November 3, 2013 at 2:48 am
Actual execution plan would have helped a lot, but here is my shot in the dark.
Spatial indexes work automatically only in enterprise and development editions, so if you have standard you need to use hint.
Second guess is that bounding box of spatial index is incorrect.
If those two are fine. Please post execution plan and some sample data.
November 3, 2013 at 4:43 am
I am not an expert on Spatial data, but I do know a few things:
* The reply by Ville-Pekka is incorrect. I think he is confusing two features. Indexed views is the only feature that works automatically in enterprise but needs hints in lower editions; all other features either work automatically on all editions, or don't work at all on lower features.
* Are you running on SQL Server 2008? If so, check SELECT @@VERSION to see what, if any, service pack you have installed. If you are on RTM, that might be the cause - there were some huge imprevements to the costing of spatial queries that solved a lot of issues with spatial indexes not being used in SP1. See http://www.sqlskills.com/blogs/bobb/how-to-ensure-your-spatial-index-is-being-used/[/url].

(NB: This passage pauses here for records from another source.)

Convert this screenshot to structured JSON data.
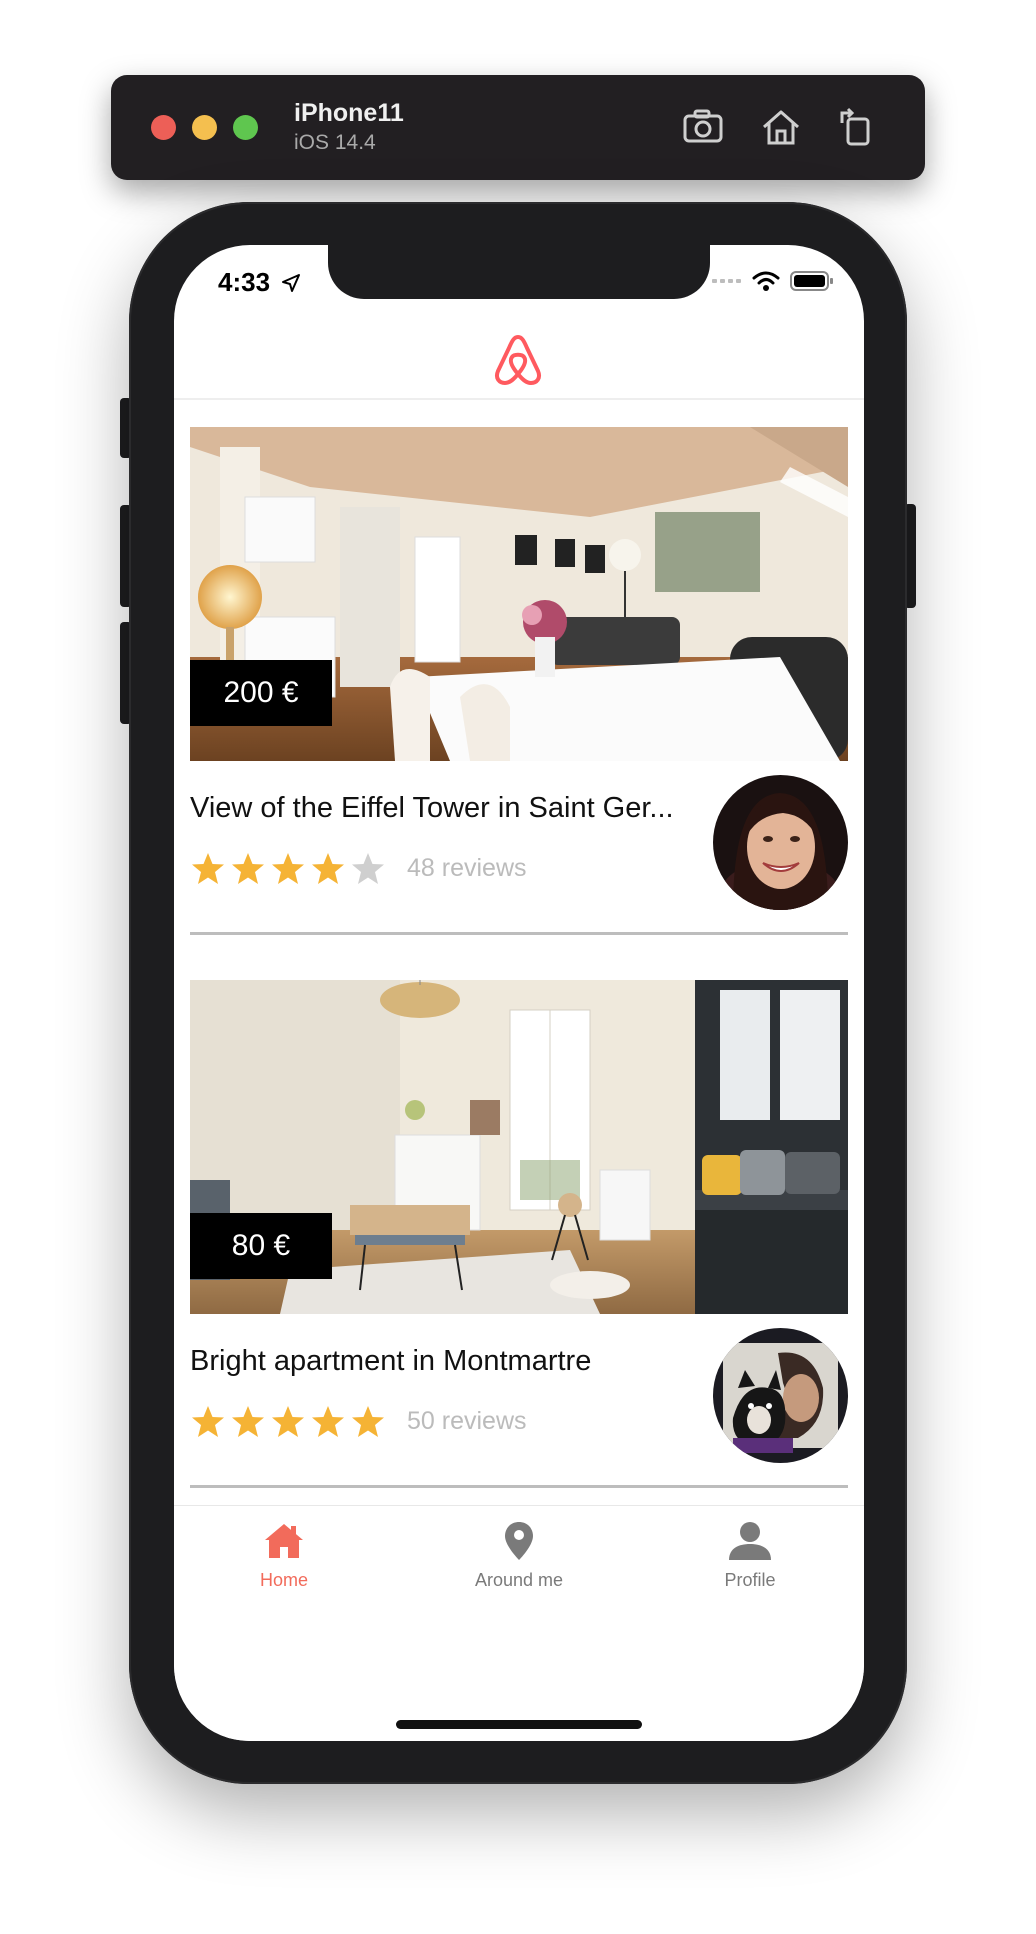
{
  "simulator": {
    "device_name": "iPhone11",
    "os_version": "iOS 14.4"
  },
  "status_bar": {
    "time": "4:33"
  },
  "listings": [
    {
      "price": "200 €",
      "title": "View of the Eiffel Tower in Saint Ger...",
      "rating": 4,
      "max_rating": 5,
      "reviews": "48 reviews"
    },
    {
      "price": "80 €",
      "title": "Bright apartment in Montmartre",
      "rating": 5,
      "max_rating": 5,
      "reviews": "50 reviews"
    }
  ],
  "tabs": [
    {
      "label": "Home",
      "icon": "home-icon",
      "active": true
    },
    {
      "label": "Around me",
      "icon": "location-pin-icon",
      "active": false
    },
    {
      "label": "Profile",
      "icon": "user-icon",
      "active": false
    }
  ],
  "colors": {
    "brand": "#ff5a5f",
    "tab_active": "#f26b5b",
    "tab_inactive": "#7a7a7a",
    "star_filled": "#f5b335",
    "star_empty": "#cfcfcf"
  }
}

* Other things that might help are simplfying the query (break it down in subqueries if needed), and executing it in such a way that the optimizer "knows" the parameter value. You may also need to add a recompile hint, to prevent parameter sniffing issues.
I do agree with Ville-Pekka that posting the execution plan would help. And the full query or stored procedure.

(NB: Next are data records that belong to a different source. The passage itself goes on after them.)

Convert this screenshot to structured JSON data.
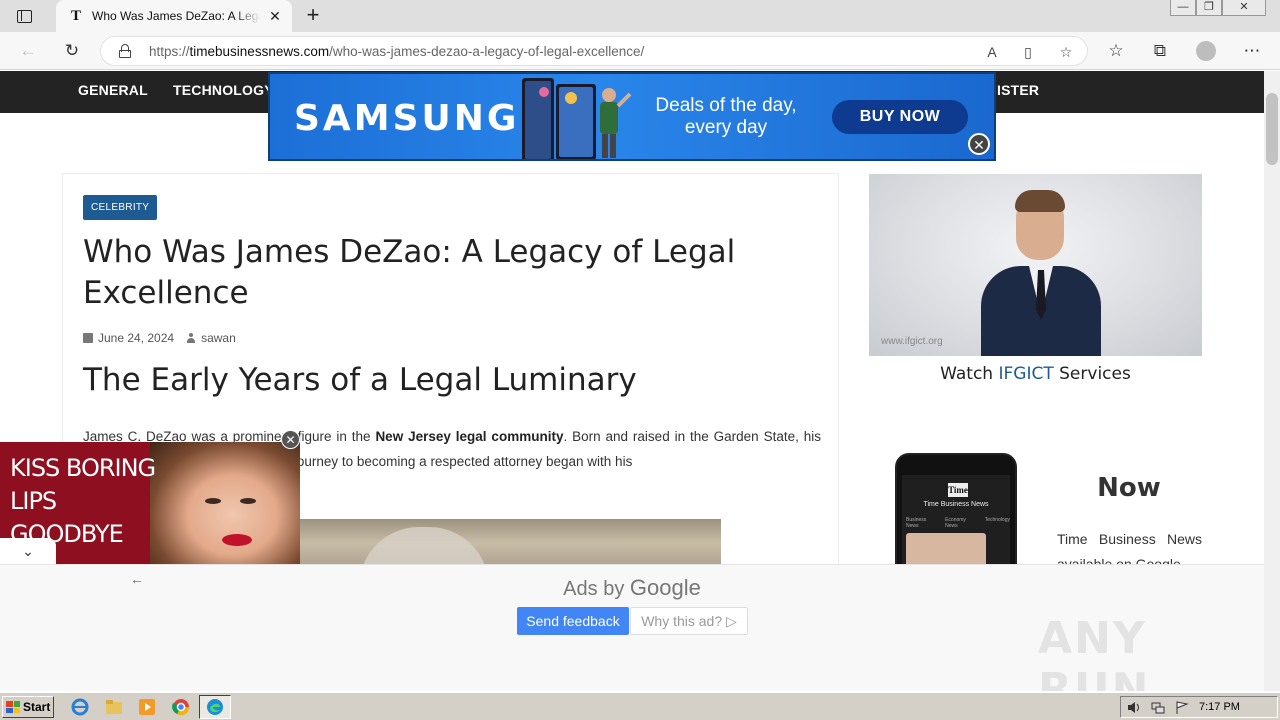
{
  "browser": {
    "tab_title": "Who Was James DeZao: A Legacy of Legal Excellence",
    "tab_favicon": "T",
    "tab_close": "✕",
    "new_tab": "+",
    "url_scheme": "https://",
    "url_host": "timebusinessnews.com",
    "url_path": "/who-was-james-dezao-a-legacy-of-legal-excellence/"
  },
  "site_nav": {
    "items": [
      "GENERAL",
      "TECHNOLOGY",
      "ISTER"
    ]
  },
  "top_ad": {
    "brand": "SAMSUNG",
    "headline": "Deals of the day, every day",
    "cta": "BUY NOW",
    "close": "✕"
  },
  "article": {
    "category": "CELEBRITY",
    "title": "Who Was James DeZao: A Legacy of Legal Excellence",
    "date": "June 24, 2024",
    "author": "sawan",
    "section_heading": "The Early Years of a Legal Luminary",
    "paragraph_start": "James C. DeZao was a prominent figure in the ",
    "paragraph_bold": "New Jersey legal community",
    "paragraph_end": ". Born and raised in the Garden State, his passion for justice and the law. His journey to becoming a respected attorney began with his"
  },
  "sidebar": {
    "video_watermark": "www.ifgict.org",
    "caption_prefix": "Watch ",
    "caption_brand": "IFGICT",
    "caption_suffix": " Services",
    "app_logo": "Time",
    "app_name": "Time Business News",
    "app_tabs": [
      "Business News",
      "Economy News",
      "Technology"
    ],
    "now_heading": "Now",
    "promo_text": "Time Business News available on Google"
  },
  "lips_ad": {
    "headline": "KISS BORING LIPS GOODBYE",
    "close": "✕",
    "collapse": "⌄"
  },
  "bottom_ad": {
    "back": "←",
    "ads_by": "Ads by ",
    "google": "Google",
    "send_feedback": "Send feedback",
    "why_ad": "Why this ad? ▷",
    "watermark": "ANY RUN"
  },
  "taskbar": {
    "start": "Start",
    "clock": "7:17 PM"
  },
  "colors": {
    "nav_bg": "#232323",
    "badge": "#1e5b93",
    "samsung_blue": "#1a6fd1",
    "feedback_blue": "#4285f4",
    "lips_red": "#8e1020"
  }
}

November 3, 2013 at 6:37 am
Hugo Kornelis (11/3/2013)
* The reply by Ville-Pekka is incorrect. I think he is confusing two features. Indexed views is the only feature that works automatically in enterprise but needs hints in lower editions; all other features either work automatically on all editions, or don't work at all on lower features.
No I did not confuse. I just did not know this and made a false assumption. My empirical studies has just shown that standard and express editions rather choose some other index than spatial if there is an option. My test can be bad because I know for sure that those queries are not near optimal where this has happened.
Thank you Hugo for correction.
November 3, 2013 at 11:11 am
OK so the query looks as follows:
SELECT
<fact table attributes>
,Tr.Country
,tr.city
,tr.Region
,Tr.dmacode
FROM #fact_table ip
LEFT JOIN GEO2IP tr ON geo_range.STWithin(geometry::STGeomFromText('POINT('+CONVERT(varchar(20),ip.IP_Converted)+' 0)',0)) = 1
Here's the relatively simple DEP:
I admit DEP analysis is not a strong point of mine yet-- I know Table Scans are usually bad, but if the cost of it is 0% doesn't that mean it wouldn't be causing much of a slow down? Looking at this DEP, it seems to me that STContains really just isn't a very good function performance wise.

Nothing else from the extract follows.